Of styles. · 6:27am
I have seen... plenty of fiction, be it official, or fanfiction. I have noted a variety of way to convey a scene, and I'd like to share some of what I've seen and... I don't know, ask opinions, I guess.
First, let's start with the scene in question. A character throws a tantrum and trashes a room.
Now, the goal of the writer would be to establish this scene, and there are many ways of doing it.
There are those that set the scene and its mood mainly by means of the scenery. They describe how each object has been affects. Example. They focus on an expensive vase, be a gift or souvenir or commission piece, lying shattered on the ground. They would go to great detail to explain its origin and what had it been doing there... a gift of the husband, perhaps? She caught him red-handed, cheating on her with someone else, and could not take to look at it any more. Each hole in the wall, each broken mirror, upturned table, is slowly piecing the mood and situation we have stumbled (or been lead) upon. We are told/shown the relevance/importance of each piece of the scenery in both the moment, and the overarching story - perhaps the vase held a clue to a strange situation inside. We are told about the environment and its history, and the effect this has on the characters.
There are those that set the scene primarily through the actions of the characters, which I have seen is more common that the one before, or at least clearer in that regard. Each swing of the character's fists, each flashback... Back to the vase: This author would instead say/show that the vase reminds our character of the time it was gifted to her, and thus makes her remember the unfaithful husband; she will target it, and her expressions and vocalizations (or lack thereof) will tell us how she's feeling, including the decision of throwing it, kicking it, or shaking it with her hands before slamming it down. We will read about each action and either the motives or the aftermath, leaving us to piece the rest; may or may not include it's relation to the overall story beyond the moment (in this case, we are either shown the trigger, or are left to deduct that something bad happened, then that it involved the husband, then that she caught him, etc). As for the clue to the mystery, it might give her pause and interrupt the destruction, or the clue physically does something - a key will shine, a box will clatter, paper might slide underneath the table without notice; it will do something. We learn of the effects of the characters and objects on their environment.
Then... those that do things like I do. (Or, at least, how I think I'm doing things)
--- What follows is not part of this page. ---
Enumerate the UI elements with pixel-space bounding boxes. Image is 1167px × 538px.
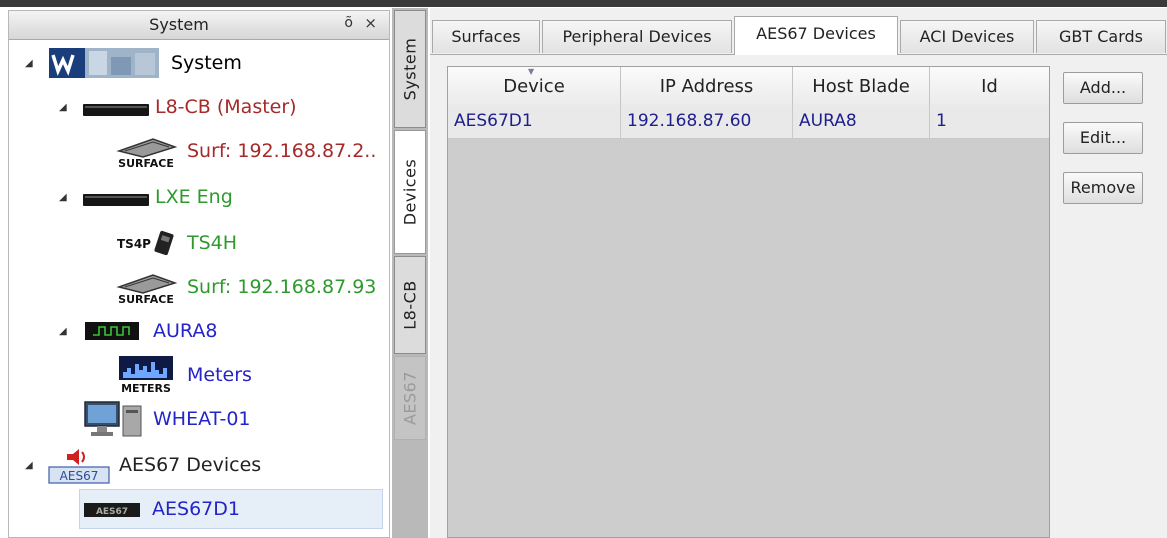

I (try to) present things for their effect, letting logic and empathy guide the reader before letting imagination bring the images and sounds. Quite different from summoning imagination first. I found that I focus a lot on the characters themselves and their state. I would note the heartbreak, the anger, the main emotion behind each action. The vase would be a painful reminder of the day she had once welcomed it, then that would give way to the sheer sting of the betrayal. She might even picture his face on it, or remember the tone he used when he said sweet nothings to her ear... and then comes the breaking. I give the motives and choices as being of greater importance, before giving the actions. If I describe scenery, it is for the effect it has on the character (or reader). The thing inside the vase might stir up a new emotion, or cause doubts. I found out that I try to affect.
Whenever or not I'm right or wrong is up to you, I guess. It's just the way I like to write. I think of what characters do, and why and how they do it, which makes me feel it in the end. Then I write.